HKIFF Review: Balentes is a haunting and singular work

Rendered in stunning monochromatic colorscapes, and full of textures and details you want to reach out and touch, Giovanni Columbu's Balentes is one of the most stunning movies I've seen in some time. This movie feels like a memory, a ghost story, a historical relic that must be handled with care, lest it crumble to dust and vanish forever. The film is dedicated to Columbu's grandmother, who told him the story on which the film is based. Reading that at the film's end felt like a final puzzle piece clicking into place, like oh, that's why this movie feels the way it does. It's haunting, grounded, tragic. I don't know that I've ever seen anything like it.

Balentes came on my radar last year, and re-emerged this year when I was looking at the program for the Hong Kong International Film Festival, where the film is one of a few animated entries showing. I'm so glad I finally got to see it, and glad to say that it was worth the wait.

With a movie like this, I think you have to start with the visuals. Most of the film is rendered in shades of gray, with occasional dips into sepia tones, or a little splash of blue here or there. This monochromatic approach makes for so many stunning frames, like this movie could be hanging frame-by-frame in a gallery. The settings often have these gorgeous textures, globs of paint that you want to poke, scratches and scuffs. Rotoscope techniques were used for the characters, who often appear as silhouettes, ambling through these massive spaces, sometimes even voids, with a heaviness befitting of this story.


I watched this movie with my mouth agape, muttering "Oh my god" over and over again. I kept being struck by how gorgeous it was on a very simple, wow-look-at-that level, but also at the ingenuity and creativity of how different scenes and moments are rendered. For instances, the shifting rocky ridges as a train barrels through feel like living Rorschach tests. Human faces are often devoid of features -- they're gray and flat, no eyes, that sort of thing -- until they're not. It's clear so much thought and care was put into how to make each moment land with just the right amount of oomph. The visuals are spare, but the impact is unsparing. 

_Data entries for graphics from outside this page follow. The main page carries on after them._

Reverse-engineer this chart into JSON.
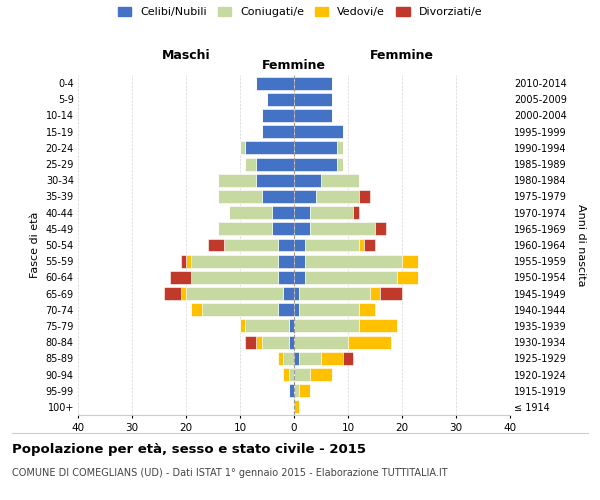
{
  "age_groups": [
    "100+",
    "95-99",
    "90-94",
    "85-89",
    "80-84",
    "75-79",
    "70-74",
    "65-69",
    "60-64",
    "55-59",
    "50-54",
    "45-49",
    "40-44",
    "35-39",
    "30-34",
    "25-29",
    "20-24",
    "15-19",
    "10-14",
    "5-9",
    "0-4"
  ],
  "birth_years": [
    "≤ 1914",
    "1915-1919",
    "1920-1924",
    "1925-1929",
    "1930-1934",
    "1935-1939",
    "1940-1944",
    "1945-1949",
    "1950-1954",
    "1955-1959",
    "1960-1964",
    "1965-1969",
    "1970-1974",
    "1975-1979",
    "1980-1984",
    "1985-1989",
    "1990-1994",
    "1995-1999",
    "2000-2004",
    "2005-2009",
    "2010-2014"
  ],
  "male": {
    "celibe": [
      0,
      1,
      0,
      0,
      1,
      1,
      3,
      2,
      3,
      3,
      3,
      4,
      4,
      6,
      7,
      7,
      9,
      6,
      6,
      5,
      7
    ],
    "coniugato": [
      0,
      0,
      1,
      2,
      5,
      8,
      14,
      18,
      16,
      16,
      10,
      10,
      8,
      8,
      7,
      2,
      1,
      0,
      0,
      0,
      0
    ],
    "vedovo": [
      0,
      0,
      1,
      1,
      1,
      1,
      2,
      1,
      0,
      1,
      0,
      0,
      0,
      0,
      0,
      0,
      0,
      0,
      0,
      0,
      0
    ],
    "divorziato": [
      0,
      0,
      0,
      0,
      2,
      0,
      0,
      3,
      4,
      1,
      3,
      0,
      0,
      0,
      0,
      0,
      0,
      0,
      0,
      0,
      0
    ]
  },
  "female": {
    "nubile": [
      0,
      0,
      0,
      1,
      0,
      0,
      1,
      1,
      2,
      2,
      2,
      3,
      3,
      4,
      5,
      8,
      8,
      9,
      7,
      7,
      7
    ],
    "coniugata": [
      0,
      1,
      3,
      4,
      10,
      12,
      11,
      13,
      17,
      18,
      10,
      12,
      8,
      8,
      7,
      1,
      1,
      0,
      0,
      0,
      0
    ],
    "vedova": [
      1,
      2,
      4,
      4,
      8,
      7,
      3,
      2,
      4,
      3,
      1,
      0,
      0,
      0,
      0,
      0,
      0,
      0,
      0,
      0,
      0
    ],
    "divorziata": [
      0,
      0,
      0,
      2,
      0,
      0,
      0,
      4,
      0,
      0,
      2,
      2,
      1,
      2,
      0,
      0,
      0,
      0,
      0,
      0,
      0
    ]
  },
  "colors": {
    "celibe": "#4472C4",
    "coniugato": "#c5d9a0",
    "vedovo": "#ffc000",
    "divorziato": "#c0392b"
  },
  "xlim": 40,
  "title": "Popolazione per età, sesso e stato civile - 2015",
  "subtitle": "COMUNE DI COMEGLIANS (UD) - Dati ISTAT 1° gennaio 2015 - Elaborazione TUTTITALIA.IT",
  "ylabel_left": "Fasce di età",
  "ylabel_right": "Anni di nascita",
  "xlabel_left": "Maschi",
  "xlabel_right": "Femmine",
  "bg_color": "#ffffff",
  "grid_color": "#cccccc"
}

Equally impactful is the film's approach to sound. I'm not sure exactly how the sound was handled for this film. Maybe it was recorded at the same time as the filming for the rotoscope, a la Ghost Cat Anzu? The dialogue and ambient noise have such a raw, grounded quality that really pulls you into this story. The music has that feeling of being pulled off of old records with well-worn grooves, providing an additional layer of haunting-ness to the proceedings. The beautiful marriage of the austere animation and the natural sound make this a movie you can't look (or listen?) away from.

The story, unfortunately, is one that will always be timely, because it is, in its way, a war story. Two friends, Ventura and Michele, want to free the military's horses, knowing that they will eventually be sent into war zones, to their deaths. You see these two young men grappling with if they can pull this off, and how, and what it might mean. It's act of kindness and empathy in a cruel world, a chance to glimpse and grab a kind of freedom while living in the shadow of uncaring systems that care little for the well-being of living creatures.

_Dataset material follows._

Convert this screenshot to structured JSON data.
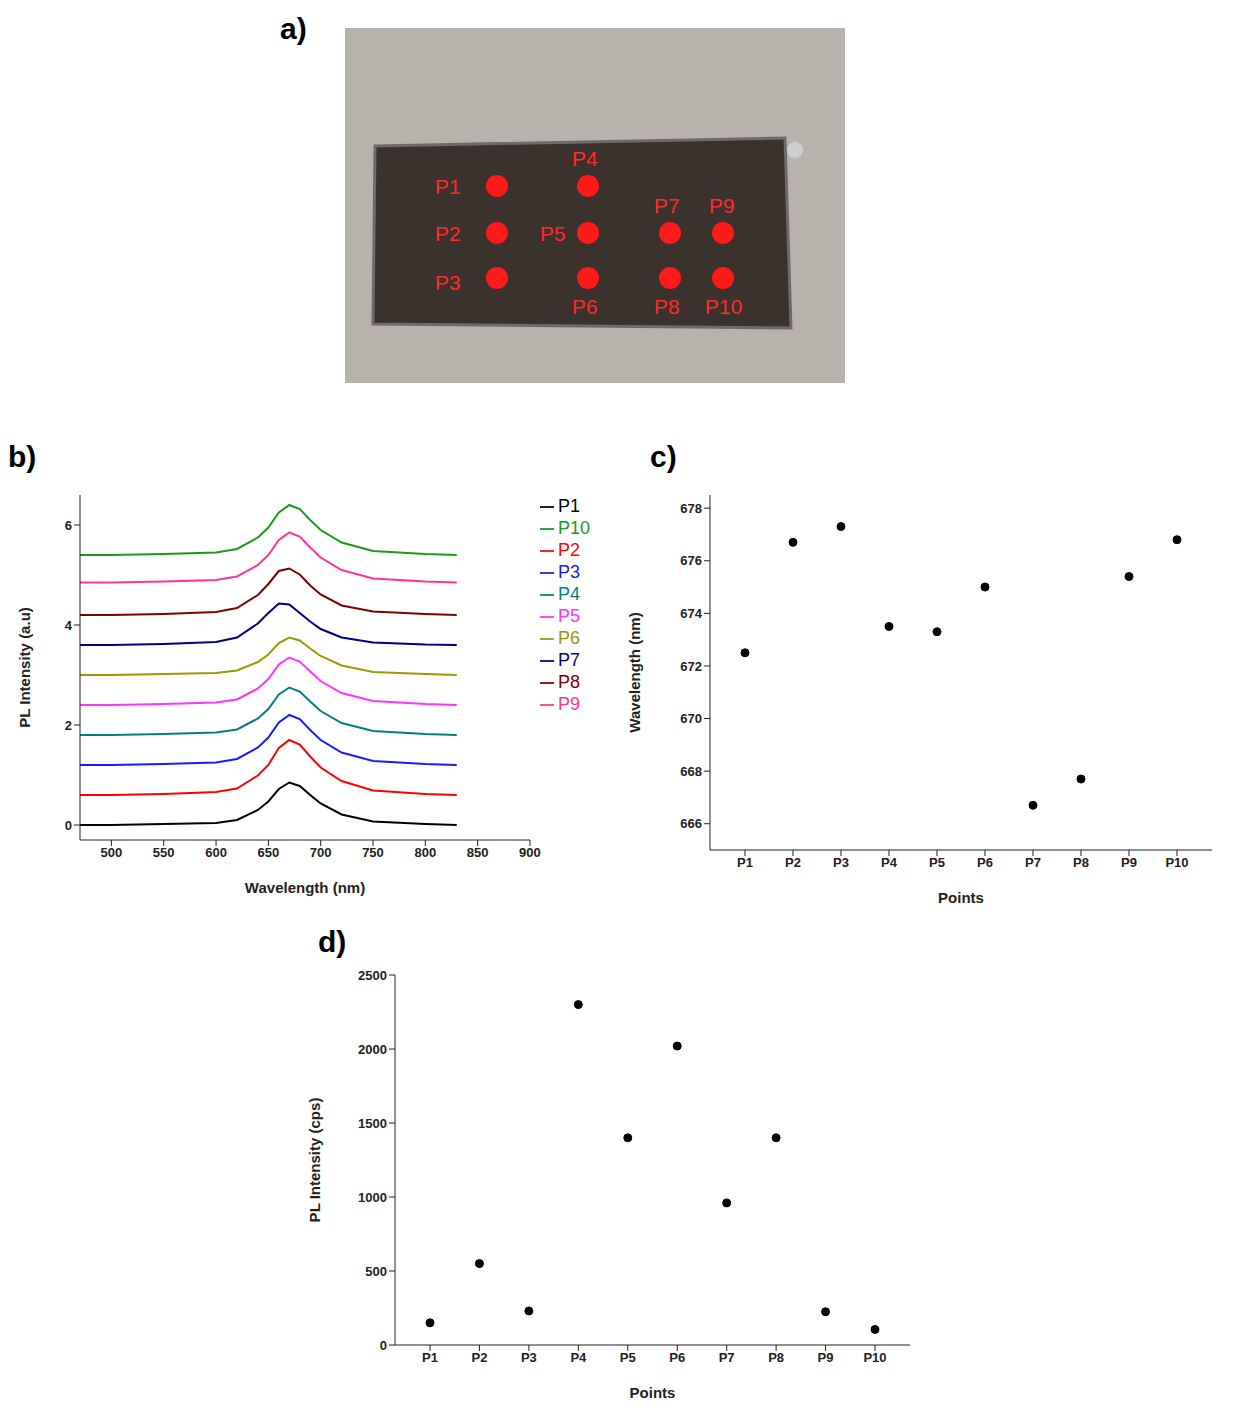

It's quite a simple story, but one that's evocatively told from a technical perspective and on a narrative level. There's a bit of jumping around, creating some intrigue and mystery, giving you a glimpse of the tragedy to come. It feels like someone is telling you the story, remembering different details, circling back to moments they forgot to mention before, painting a picture bit by bit until the totality of it is at last revealed. And the film clocks in at barely over an hour, so it's as efficient and economical in its story-telling as it is on its visual and aural fronts.

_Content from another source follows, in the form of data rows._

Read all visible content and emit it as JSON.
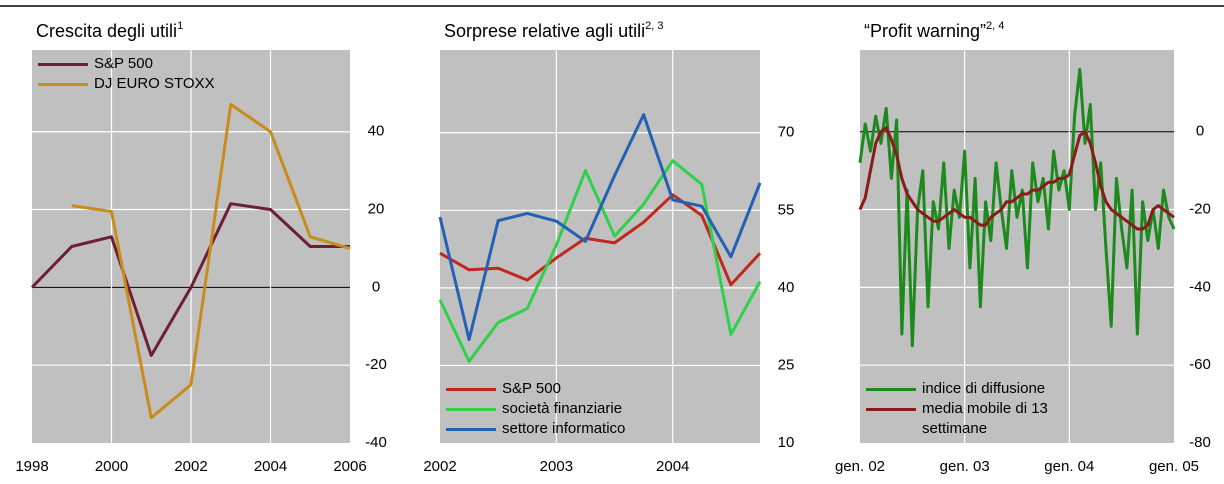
{
  "chart_data": [
    {
      "type": "line",
      "title": "Crescita degli utili",
      "title_sup": "1",
      "x": [
        1998,
        1999,
        2000,
        2001,
        2002,
        2003,
        2004,
        2005,
        2006
      ],
      "series": [
        {
          "name": "S&P 500",
          "color": "#6d1f33",
          "values": [
            0,
            10.5,
            13,
            -17.5,
            0,
            21.5,
            20,
            10.5,
            10.5
          ]
        },
        {
          "name": "DJ EURO STOXX",
          "color": "#c88b1c",
          "values": [
            null,
            21,
            19.5,
            -33.5,
            -25,
            47,
            40,
            13,
            10
          ]
        }
      ],
      "xlim": [
        1998,
        2006
      ],
      "xticks": [
        1998,
        2000,
        2002,
        2004,
        2006
      ],
      "ylim": [
        -40,
        61
      ],
      "yticks": [
        -40,
        -20,
        0,
        20,
        40
      ],
      "grid": true,
      "zero_line": true,
      "legend": "upper left",
      "background": "#c0c0c0"
    },
    {
      "type": "line",
      "title": "Sorprese relative agli utili",
      "title_sup": "2, 3",
      "x": [
        2002,
        2002.25,
        2002.5,
        2002.75,
        2003,
        2003.25,
        2003.5,
        2003.75,
        2004,
        2004.25,
        2004.5,
        2004.75
      ],
      "series": [
        {
          "name": "S&P 500",
          "color": "#c0281e",
          "values": [
            46.7,
            43.5,
            43.8,
            41.5,
            45.8,
            49.6,
            48.7,
            52.7,
            58,
            54,
            40.6,
            46.7
          ]
        },
        {
          "name": "società finanziarie",
          "color": "#2fd04a",
          "values": [
            37.7,
            25.8,
            33.3,
            36,
            48.3,
            62.7,
            50,
            56.2,
            64.6,
            60,
            31,
            41.2
          ]
        },
        {
          "name": "settore informatico",
          "color": "#2461b5",
          "values": [
            53.7,
            30,
            53,
            54.4,
            52.9,
            49,
            61.7,
            73.5,
            57,
            55.8,
            46,
            60.3
          ]
        }
      ],
      "xlim": [
        2002,
        2004.75
      ],
      "xticks": [
        2002,
        2003,
        2004
      ],
      "ylim": [
        10,
        86
      ],
      "yticks": [
        10,
        25,
        40,
        55,
        70
      ],
      "grid": true,
      "zero_line": false,
      "legend": "lower left",
      "background": "#c0c0c0"
    },
    {
      "type": "line",
      "title": "“Profit warning”",
      "title_sup": "2, 4",
      "x": [
        2002,
        2002.05,
        2002.1,
        2002.15,
        2002.2,
        2002.25,
        2002.3,
        2002.35,
        2002.4,
        2002.45,
        2002.5,
        2002.55,
        2002.6,
        2002.65,
        2002.7,
        2002.75,
        2002.8,
        2002.85,
        2002.9,
        2002.95,
        2003,
        2003.05,
        2003.1,
        2003.15,
        2003.2,
        2003.25,
        2003.3,
        2003.35,
        2003.4,
        2003.45,
        2003.5,
        2003.55,
        2003.6,
        2003.65,
        2003.7,
        2003.75,
        2003.8,
        2003.85,
        2003.9,
        2003.95,
        2004,
        2004.05,
        2004.1,
        2004.15,
        2004.2,
        2004.25,
        2004.3,
        2004.35,
        2004.4,
        2004.45,
        2004.5,
        2004.55,
        2004.6,
        2004.65,
        2004.7,
        2004.75,
        2004.8,
        2004.85,
        2004.9,
        2004.95,
        2005
      ],
      "series": [
        {
          "name": "indice di diffusione",
          "color": "#1e8a1e",
          "values": [
            -8,
            2,
            -5,
            4,
            -3,
            6,
            -12,
            3,
            -52,
            -15,
            -55,
            -20,
            -10,
            -45,
            -18,
            -25,
            -8,
            -30,
            -15,
            -22,
            -5,
            -35,
            -12,
            -45,
            -18,
            -28,
            -8,
            -20,
            -30,
            -10,
            -22,
            -15,
            -35,
            -8,
            -18,
            -12,
            -25,
            -5,
            -15,
            -10,
            -20,
            4,
            16,
            -3,
            7,
            -20,
            -8,
            -30,
            -50,
            -12,
            -25,
            -35,
            -15,
            -52,
            -18,
            -28,
            -20,
            -30,
            -15,
            -22,
            -25
          ]
        },
        {
          "name": "media mobile di 13 settimane",
          "color": "#8b1a1a",
          "values": [
            -20,
            -17,
            -10,
            -3,
            0,
            1,
            -2,
            -6,
            -12,
            -16,
            -18,
            -20,
            -21,
            -22,
            -23,
            -23,
            -22,
            -21,
            -20,
            -21,
            -22,
            -22,
            -23,
            -24,
            -24,
            -22,
            -21,
            -20,
            -18,
            -18,
            -17,
            -16,
            -16,
            -15,
            -15,
            -14,
            -13,
            -13,
            -12,
            -12,
            -11,
            -6,
            -1,
            0,
            -3,
            -8,
            -14,
            -18,
            -20,
            -21,
            -22,
            -23,
            -24,
            -25,
            -25,
            -24,
            -20,
            -19,
            -20,
            -21,
            -22
          ]
        }
      ],
      "xlim": [
        2002,
        2005
      ],
      "xticks": [
        {
          "value": 2002,
          "label": "gen. 02"
        },
        {
          "value": 2003,
          "label": "gen. 03"
        },
        {
          "value": 2004,
          "label": "gen. 04"
        },
        {
          "value": 2005,
          "label": "gen. 05"
        }
      ],
      "ylim": [
        -80,
        21
      ],
      "yticks": [
        -80,
        -60,
        -40,
        -20,
        0
      ],
      "grid": true,
      "zero_line": true,
      "legend": "lower left",
      "background": "#c0c0c0"
    }
  ]
}
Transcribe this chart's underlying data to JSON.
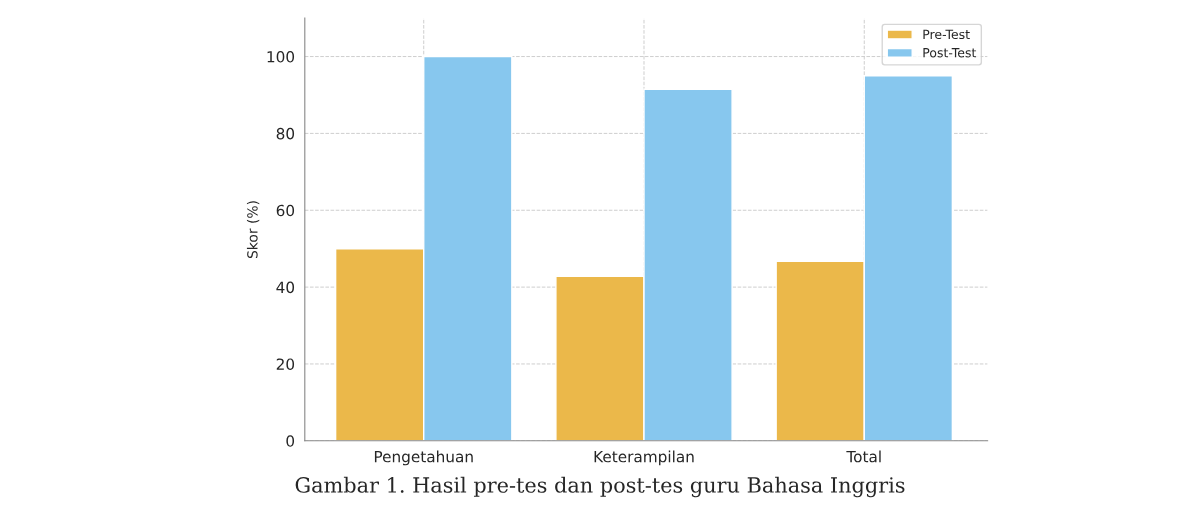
{
  "chart_data": {
    "type": "bar",
    "ylabel": "Skor (%)",
    "categories": [
      "Pengetahuan",
      "Keterampilan",
      "Total"
    ],
    "series": [
      {
        "name": "Pre-Test",
        "color": "#ebb84a",
        "values": [
          50,
          42.8,
          46.7
        ]
      },
      {
        "name": "Post-Test",
        "color": "#87c7ee",
        "values": [
          100,
          91.5,
          95
        ]
      }
    ],
    "ylim": [
      0,
      110
    ],
    "yticks": [
      0,
      20,
      40,
      60,
      80,
      100
    ],
    "grid": true,
    "legend": "top right",
    "annotations": [
      "Gambar 1. Hasil pre-tes dan post-tes guru Bahasa Inggris"
    ]
  }
}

As the credits rolled on Balentes, I found myself feeling a sense of awe. It is such a unique movie in its subject matter, its technical approach, its visuals, everything. And beyond being singular, it's also good. It's not just worth watching to see something new and interesting (though that would be reason enough), but also to be moved by the plight of these characters, to experience a story well-told, to spend time in these evocative places. It's a stunner.